I'm trying to find a more elegant way to reorder the elements of the Kronecker product $\text{vec}(\textbf{A})\text{vec}(\textbf{A})^T$ into those of $\textbf{A} \otimes \textbf{A}$, where $\textbf{A}$ is an $m \times m$ symmetric matrix.

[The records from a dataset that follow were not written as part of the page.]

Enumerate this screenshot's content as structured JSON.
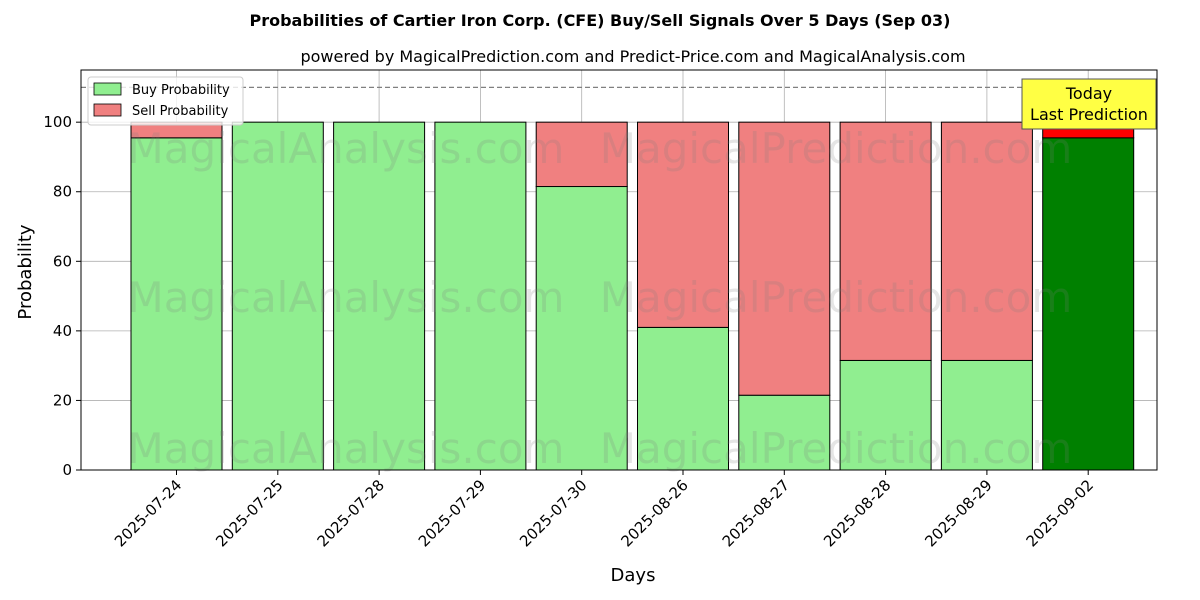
{
  "chart_data": {
    "type": "bar",
    "stacked": true,
    "title": "Probabilities of Cartier Iron Corp. (CFE) Buy/Sell Signals Over 5 Days (Sep 03)",
    "subtitle": "powered by MagicalPrediction.com and Predict-Price.com and MagicalAnalysis.com",
    "xlabel": "Days",
    "ylabel": "Probability",
    "ylim": [
      0,
      115
    ],
    "yticks": [
      0,
      20,
      40,
      60,
      80,
      100
    ],
    "grid": true,
    "legend_placement": "top-left",
    "categories": [
      "2025-07-24",
      "2025-07-25",
      "2025-07-28",
      "2025-07-29",
      "2025-07-30",
      "2025-08-26",
      "2025-08-27",
      "2025-08-28",
      "2025-08-29",
      "2025-09-02"
    ],
    "series": [
      {
        "name": "Buy Probability",
        "values": [
          95.5,
          100,
          100,
          100,
          81.5,
          41,
          21.5,
          31.5,
          31.5,
          95.5
        ],
        "color": "#90ee90",
        "highlight_color": "#008000"
      },
      {
        "name": "Sell Probability",
        "values": [
          4.5,
          0,
          0,
          0,
          18.5,
          59,
          78.5,
          68.5,
          68.5,
          4.5
        ],
        "color": "#f08080",
        "highlight_color": "#ff0000"
      }
    ],
    "reference_line": {
      "y": 110,
      "style": "dashed",
      "color": "#808080"
    },
    "annotation": {
      "lines": [
        "Today",
        "Last Prediction"
      ],
      "category": "2025-09-02",
      "color": "#ffff44"
    },
    "watermarks": [
      "MagicalAnalysis.com",
      "MagicalPrediction.com",
      "MagicalAnalysis.com",
      "MagicalPrediction.com",
      "MagicalAnalysis.com",
      "MagicalPrediction.com"
    ]
  }
}
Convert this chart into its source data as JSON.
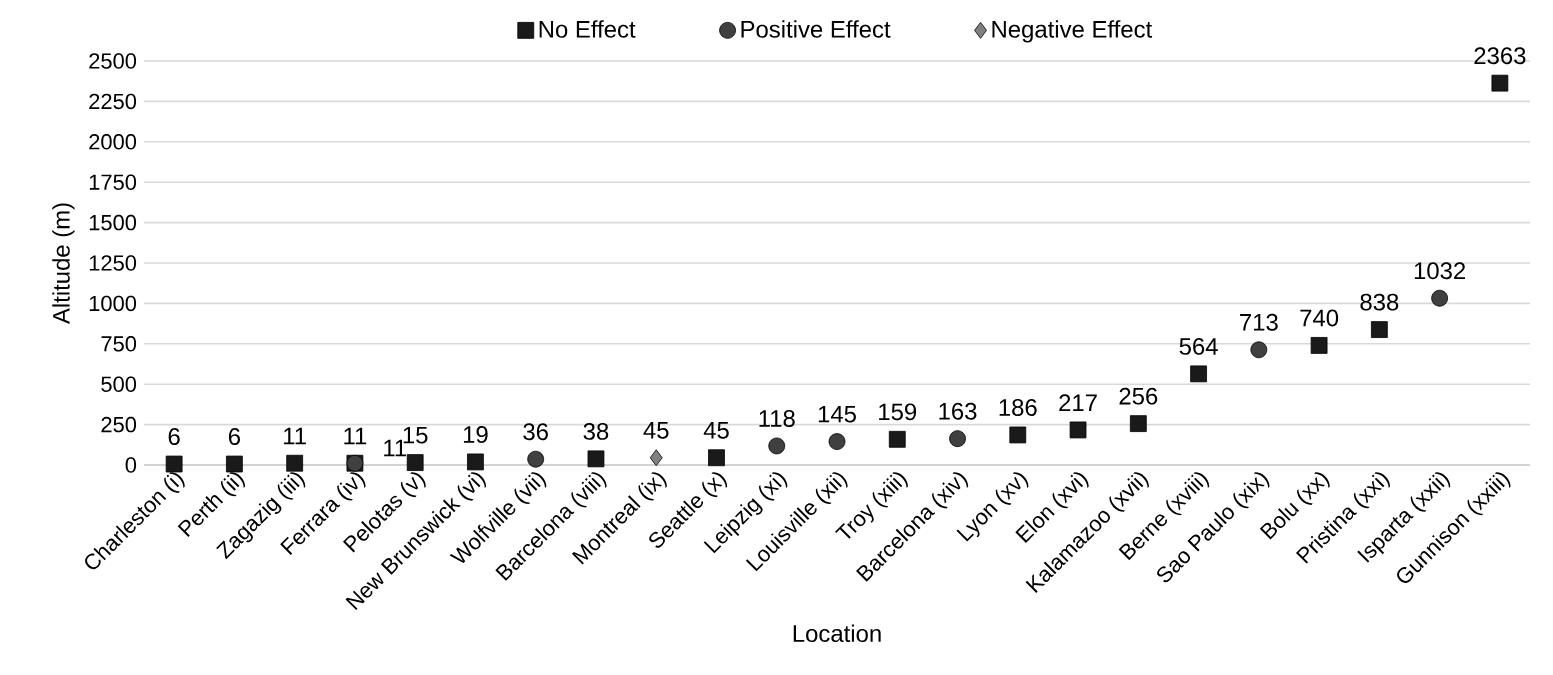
{
  "chart_data": {
    "type": "scatter",
    "xlabel": "Location",
    "ylabel": "Altitude (m)",
    "categories": [
      "Charleston (i)",
      "Perth (ii)",
      "Zagazig (iii)",
      "Ferrara (iv)",
      "Pelotas (v)",
      "New Brunswick (vi)",
      "Wolfville (vii)",
      "Barcelona (viii)",
      "Montreal (ix)",
      "Seattle (x)",
      "Leipzig (xi)",
      "Louisville (xii)",
      "Troy (xiii)",
      "Barcelona (xiv)",
      "Lyon (xv)",
      "Elon (xvi)",
      "Kalamazoo (xvii)",
      "Berne (xviii)",
      "Sao Paulo (xix)",
      "Bolu (xx)",
      "Pristina (xxi)",
      "Isparta (xxii)",
      "Gunnison (xxiii)"
    ],
    "series": [
      {
        "name": "No Effect",
        "color": "#1a1a1a",
        "marker": "square",
        "values": [
          6,
          6,
          11,
          11,
          15,
          19,
          null,
          38,
          null,
          45,
          null,
          null,
          159,
          null,
          186,
          217,
          256,
          564,
          null,
          740,
          838,
          null,
          2363
        ]
      },
      {
        "name": "Positive Effect",
        "color": "#404040",
        "marker": "circle",
        "values": [
          null,
          null,
          null,
          11,
          null,
          null,
          36,
          null,
          null,
          null,
          118,
          145,
          null,
          163,
          null,
          null,
          null,
          null,
          713,
          null,
          null,
          1032,
          null
        ]
      },
      {
        "name": "Negative Effect",
        "color": "#808080",
        "marker": "diamond",
        "values": [
          null,
          null,
          null,
          null,
          null,
          null,
          null,
          null,
          45,
          null,
          null,
          null,
          null,
          null,
          null,
          null,
          null,
          null,
          null,
          null,
          null,
          null,
          null
        ]
      }
    ],
    "ylim": [
      0,
      2500
    ],
    "yticks": [
      0,
      250,
      500,
      750,
      1000,
      1250,
      1500,
      1750,
      2000,
      2250,
      2500
    ],
    "grid": "y",
    "legend": "top",
    "data_labels": true
  }
}
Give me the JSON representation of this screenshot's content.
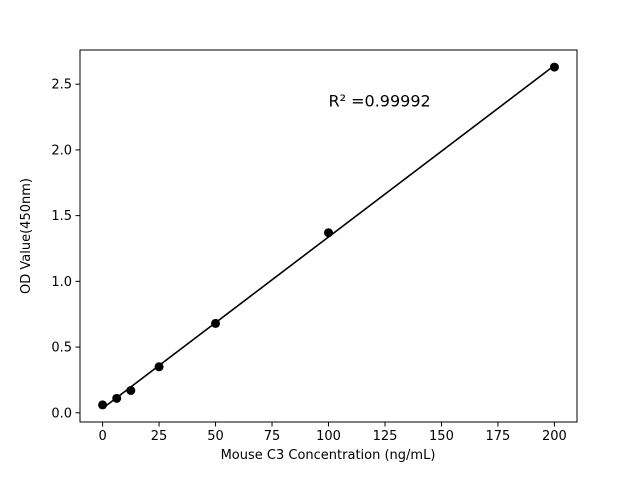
{
  "chart_data": {
    "type": "scatter",
    "title": "",
    "xlabel": "Mouse C3 Concentration (ng/mL)",
    "ylabel": "OD Value(450nm)",
    "x": [
      0,
      6.25,
      12.5,
      25,
      50,
      100,
      200
    ],
    "y": [
      0.06,
      0.11,
      0.17,
      0.35,
      0.68,
      1.37,
      2.63
    ],
    "fit_line": true,
    "annotation": {
      "text": "R² =0.99992",
      "x": 100,
      "y": 2.33
    },
    "xlim": [
      -10,
      210
    ],
    "ylim": [
      -0.07,
      2.76
    ],
    "xticks": [
      0,
      25,
      50,
      75,
      100,
      125,
      150,
      175,
      200
    ],
    "xtick_labels": [
      "0",
      "25",
      "50",
      "75",
      "100",
      "125",
      "150",
      "175",
      "200"
    ],
    "yticks": [
      0.0,
      0.5,
      1.0,
      1.5,
      2.0,
      2.5
    ],
    "ytick_labels": [
      "0.0",
      "0.5",
      "1.0",
      "1.5",
      "2.0",
      "2.5"
    ],
    "grid": false,
    "legend": null,
    "marker_color": "#000000",
    "line_color": "#000000",
    "frame_color": "#000000",
    "background": "#ffffff"
  }
}
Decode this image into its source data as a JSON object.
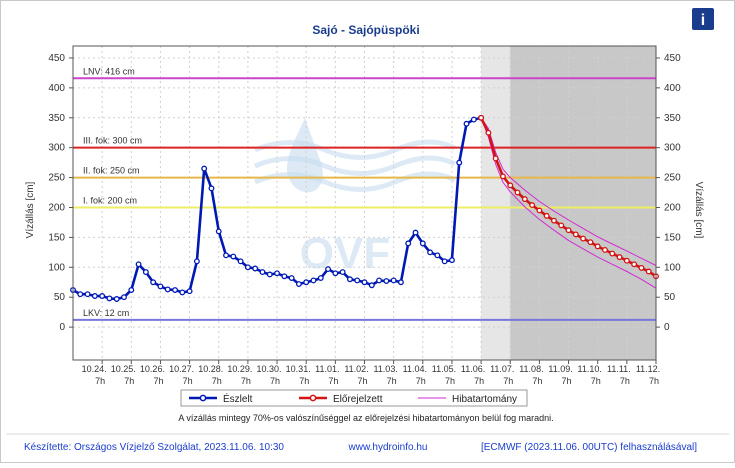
{
  "info_button_label": "i",
  "colors": {
    "frame": "#c8c8c8",
    "title": "#1a3c8c",
    "observed": "#0019b4",
    "forecast": "#d21414",
    "range": "#d22ad2",
    "lnv": "#cc44cc",
    "lkv": "#7777dd",
    "level3": "#dd2222",
    "level2": "#e6b84a",
    "level1": "#eeee66",
    "footer": "#1a3ccc"
  },
  "footer": {
    "left": "Készítette: Országos Vízjelző Szolgálat, 2023.11.06. 10:30",
    "center": "www.hydroinfo.hu",
    "right": "[ECMWF (2023.11.06. 00UTC) felhasználásával]"
  },
  "chart_data": {
    "type": "line",
    "title": "Sajó - Sajópüspöki",
    "ylabel": "Vízállás [cm]",
    "ylabel_right": "Vízállás [cm]",
    "ylim": [
      -55,
      470
    ],
    "yticks": [
      0,
      50,
      100,
      150,
      200,
      250,
      300,
      350,
      400,
      450
    ],
    "x_range": [
      0,
      20
    ],
    "x_ticks": [
      {
        "x": 1,
        "date": "10.24.",
        "hour": "7h"
      },
      {
        "x": 2,
        "date": "10.25.",
        "hour": "7h"
      },
      {
        "x": 3,
        "date": "10.26.",
        "hour": "7h"
      },
      {
        "x": 4,
        "date": "10.27.",
        "hour": "7h"
      },
      {
        "x": 5,
        "date": "10.28.",
        "hour": "7h"
      },
      {
        "x": 6,
        "date": "10.29.",
        "hour": "7h"
      },
      {
        "x": 7,
        "date": "10.30.",
        "hour": "7h"
      },
      {
        "x": 8,
        "date": "10.31.",
        "hour": "7h"
      },
      {
        "x": 9,
        "date": "11.01.",
        "hour": "7h"
      },
      {
        "x": 10,
        "date": "11.02.",
        "hour": "7h"
      },
      {
        "x": 11,
        "date": "11.03.",
        "hour": "7h"
      },
      {
        "x": 12,
        "date": "11.04.",
        "hour": "7h"
      },
      {
        "x": 13,
        "date": "11.05.",
        "hour": "7h"
      },
      {
        "x": 14,
        "date": "11.06.",
        "hour": "7h"
      },
      {
        "x": 15,
        "date": "11.07.",
        "hour": "7h"
      },
      {
        "x": 16,
        "date": "11.08.",
        "hour": "7h"
      },
      {
        "x": 17,
        "date": "11.09.",
        "hour": "7h"
      },
      {
        "x": 18,
        "date": "11.10.",
        "hour": "7h"
      },
      {
        "x": 19,
        "date": "11.11.",
        "hour": "7h"
      },
      {
        "x": 20,
        "date": "11.12.",
        "hour": "7h"
      }
    ],
    "reference_lines": [
      {
        "name": "LNV: 416 cm",
        "value": 416,
        "color": "#cc44cc"
      },
      {
        "name": "III. fok: 300 cm",
        "value": 300,
        "color": "#dd2222"
      },
      {
        "name": "II. fok: 250 cm",
        "value": 250,
        "color": "#e6b84a"
      },
      {
        "name": "I. fok: 200 cm",
        "value": 200,
        "color": "#eeee66"
      },
      {
        "name": "LKV: 12 cm",
        "value": 12,
        "color": "#7777dd"
      }
    ],
    "series": [
      {
        "name": "Észlelt",
        "color": "#0019b4",
        "x": [
          0,
          0.25,
          0.5,
          0.75,
          1,
          1.25,
          1.5,
          1.75,
          2,
          2.25,
          2.5,
          2.75,
          3,
          3.25,
          3.5,
          3.75,
          4,
          4.25,
          4.5,
          4.75,
          5,
          5.25,
          5.5,
          5.75,
          6,
          6.25,
          6.5,
          6.75,
          7,
          7.25,
          7.5,
          7.75,
          8,
          8.25,
          8.5,
          8.75,
          9,
          9.25,
          9.5,
          9.75,
          10,
          10.25,
          10.5,
          10.75,
          11,
          11.25,
          11.5,
          11.75,
          12,
          12.25,
          12.5,
          12.75,
          13,
          13.25,
          13.5,
          13.75,
          14
        ],
        "values": [
          62,
          55,
          55,
          52,
          52,
          48,
          47,
          50,
          62,
          105,
          92,
          75,
          68,
          63,
          62,
          58,
          60,
          110,
          265,
          232,
          160,
          120,
          118,
          110,
          100,
          98,
          92,
          88,
          90,
          85,
          82,
          72,
          75,
          78,
          82,
          97,
          90,
          92,
          80,
          78,
          75,
          70,
          78,
          77,
          78,
          75,
          140,
          158,
          140,
          125,
          120,
          110,
          112,
          275,
          340,
          347,
          350
        ]
      },
      {
        "name": "Előrejelzett",
        "color": "#d21414",
        "x": [
          14,
          14.25,
          14.5,
          14.75,
          15,
          15.25,
          15.5,
          15.75,
          16,
          16.25,
          16.5,
          16.75,
          17,
          17.25,
          17.5,
          17.75,
          18,
          18.25,
          18.5,
          18.75,
          19,
          19.25,
          19.5,
          19.75,
          20
        ],
        "values": [
          350,
          325,
          282,
          252,
          237,
          225,
          214,
          204,
          195,
          186,
          178,
          170,
          162,
          155,
          148,
          142,
          135,
          129,
          123,
          117,
          111,
          105,
          99,
          93,
          85
        ]
      },
      {
        "name": "Hibatartomány",
        "color": "#d22ad2",
        "x": [
          14,
          14.25,
          14.5,
          14.75,
          15,
          15.5,
          16,
          16.5,
          17,
          17.5,
          18,
          18.5,
          19,
          19.5,
          20
        ],
        "upper": [
          350,
          332,
          292,
          264,
          250,
          229,
          210,
          194,
          179,
          165,
          151,
          139,
          127,
          115,
          103
        ],
        "lower": [
          350,
          318,
          272,
          242,
          226,
          201,
          180,
          162,
          145,
          131,
          117,
          105,
          93,
          80,
          65
        ]
      }
    ],
    "legend": {
      "placement": "bottom",
      "entries": [
        "Észlelt",
        "Előrejelzett",
        "Hibatartomány"
      ]
    },
    "note": "A vízállás mintegy 70%-os valószínűséggel az előrejelzési hibatartományon belül fog maradni.",
    "grid": true,
    "watermark": "OVF"
  }
}
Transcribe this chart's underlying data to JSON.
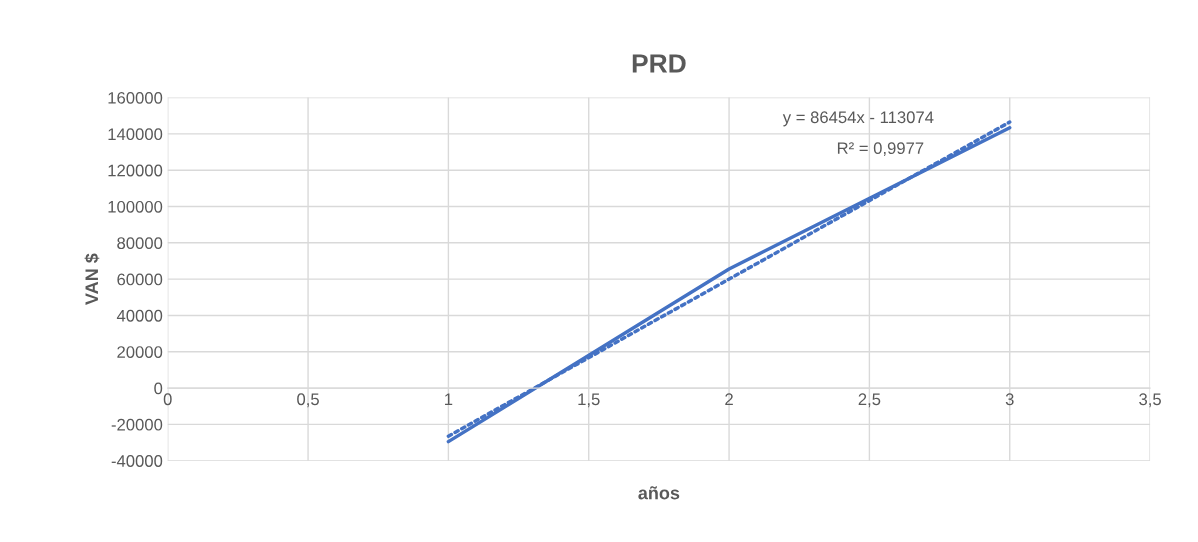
{
  "chart_data": {
    "type": "line",
    "title": "PRD",
    "xlabel": "años",
    "ylabel": "VAN $",
    "series": [
      {
        "color": "#4472c4",
        "x": [
          1,
          2,
          3
        ],
        "values": [
          -29500,
          65600,
          143400
        ],
        "line_style": "solid"
      },
      {
        "color": "#4472c4",
        "x": [
          1,
          3
        ],
        "values": [
          -26500,
          146500
        ],
        "line_style": "dotted"
      }
    ],
    "annotations": [
      "y = 86454x - 113074",
      "R² = 0,9977"
    ],
    "xlim": [
      0,
      3.5
    ],
    "xticks": [
      0,
      {
        "value": 0.5,
        "label": "0,5"
      },
      1,
      {
        "value": 1.5,
        "label": "1,5"
      },
      2,
      {
        "value": 2.5,
        "label": "2,5"
      },
      3,
      {
        "value": 3.5,
        "label": "3,5"
      }
    ],
    "ylim": [
      -40000,
      160000
    ],
    "yticks": [
      -40000,
      -20000,
      0,
      20000,
      40000,
      60000,
      80000,
      100000,
      120000,
      140000,
      160000
    ],
    "grid": true,
    "legend": false,
    "marker": "none"
  }
}
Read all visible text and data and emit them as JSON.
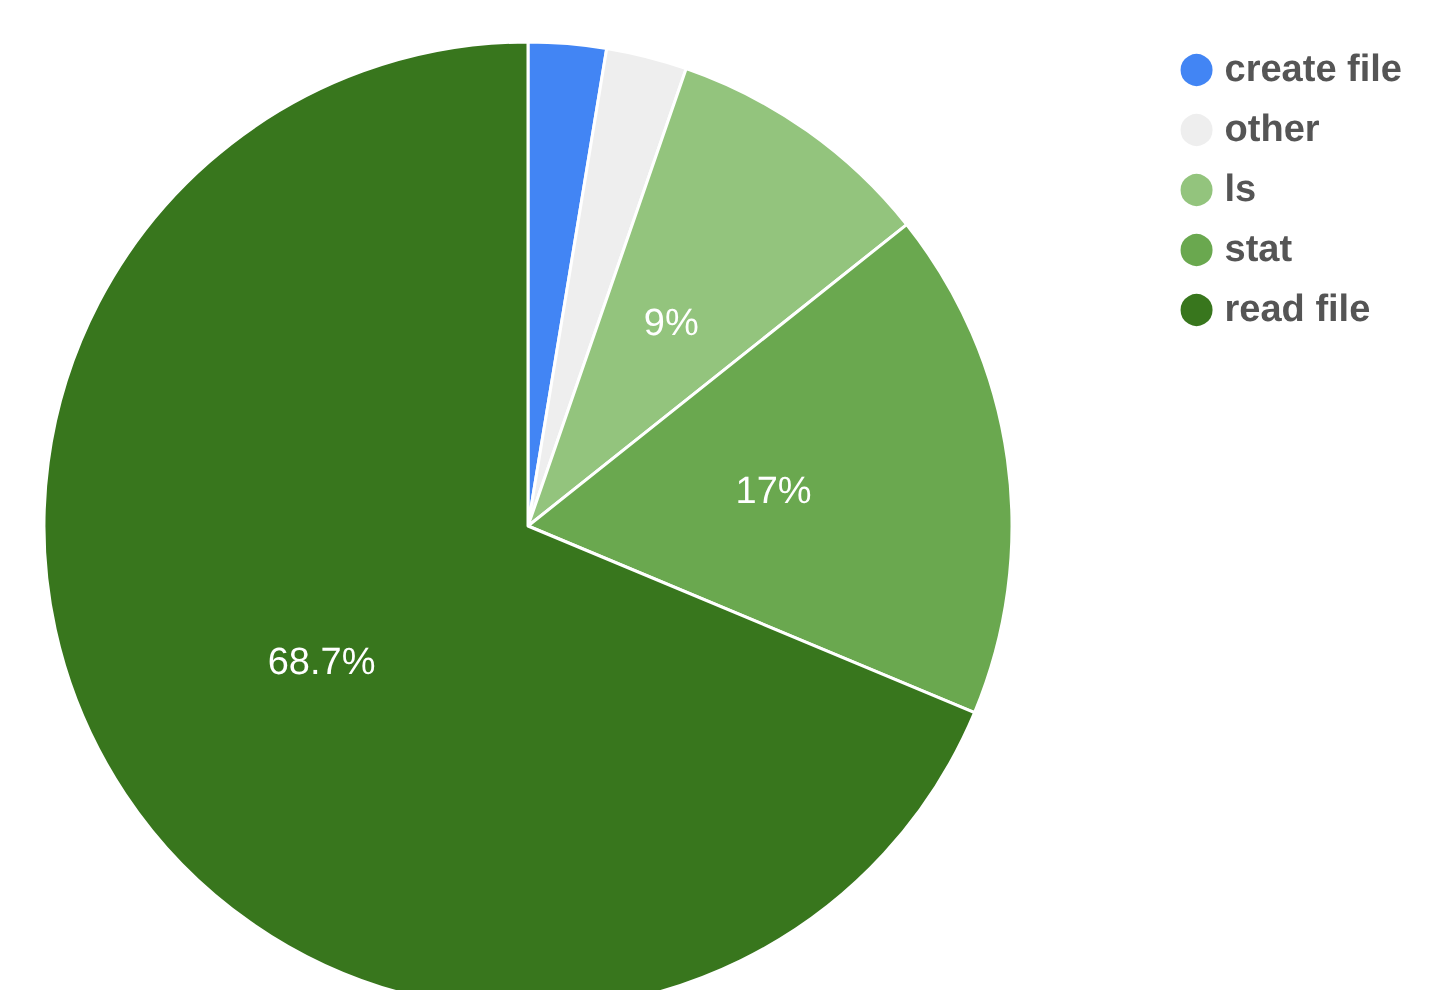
{
  "chart_data": {
    "type": "pie",
    "categories": [
      "create file",
      "other",
      "ls",
      "stat",
      "read file"
    ],
    "values": [
      2.6,
      2.7,
      9,
      17,
      68.7
    ],
    "colors": [
      "#4285f4",
      "#eeeeee",
      "#93c47d",
      "#6aa84f",
      "#38761d"
    ],
    "value_labels": [
      null,
      null,
      "9%",
      "17%",
      "68.7%"
    ],
    "legend": "top right"
  }
}
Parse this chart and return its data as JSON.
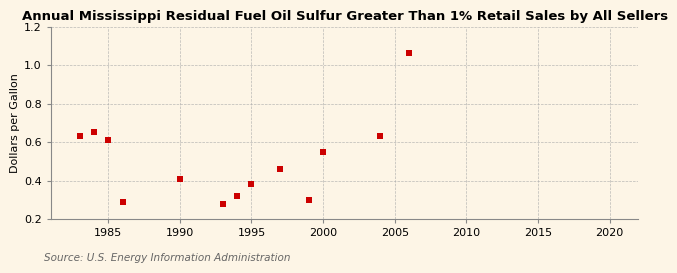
{
  "title": "Annual Mississippi Residual Fuel Oil Sulfur Greater Than 1% Retail Sales by All Sellers",
  "ylabel": "Dollars per Gallon",
  "source": "Source: U.S. Energy Information Administration",
  "xlim": [
    1981,
    2022
  ],
  "ylim": [
    0.2,
    1.2
  ],
  "xticks": [
    1985,
    1990,
    1995,
    2000,
    2005,
    2010,
    2015,
    2020
  ],
  "yticks": [
    0.2,
    0.4,
    0.6,
    0.8,
    1.0,
    1.2
  ],
  "data_x": [
    1983,
    1984,
    1985,
    1986,
    1990,
    1993,
    1994,
    1995,
    1997,
    1999,
    2000,
    2004,
    2006
  ],
  "data_y": [
    0.63,
    0.65,
    0.61,
    0.29,
    0.41,
    0.28,
    0.32,
    0.38,
    0.46,
    0.3,
    0.55,
    0.63,
    1.06
  ],
  "marker_color": "#cc0000",
  "marker": "s",
  "marker_size": 16,
  "bg_color": "#fdf5e6",
  "plot_bg_color": "#fdf5e6",
  "grid_color": "#aaaaaa",
  "title_fontsize": 9.5,
  "label_fontsize": 8,
  "tick_fontsize": 8,
  "source_fontsize": 7.5,
  "spine_color": "#888888"
}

I have a solution that extracts each column of $\text{vec}(\textbf{A})\text{vec}(\textbf{A})^T$, reshapes it using the inverse-$\text{vec}$ operator, and positions the resulting block correctly in a matrix of zeros before summing over all the blocks:
$\textbf{A} \otimes \textbf{A} = \sum_{i=1}^m \sum_{j=1}^m \textbf{e}_i \textbf{e}_j^T \otimes \Big(\text{vec}(\textbf{I})^T \otimes \textbf{I}\Big) \Big(\textbf{I} \otimes \text{vec}(\textbf{A})\text{vec}(\textbf{A})^T (\textbf{e}_i \otimes \textbf{e}_j)\Big)$
where $\textbf{I}$ is the $m \times m$ identity matrix and $\textbf{e}_i$ is the $i$th column of $\textbf{I}$.
I'm now looking for a matrix expression that performs the same reordering, preferably without any summation, but certainly without having to expand and collapse the matrix.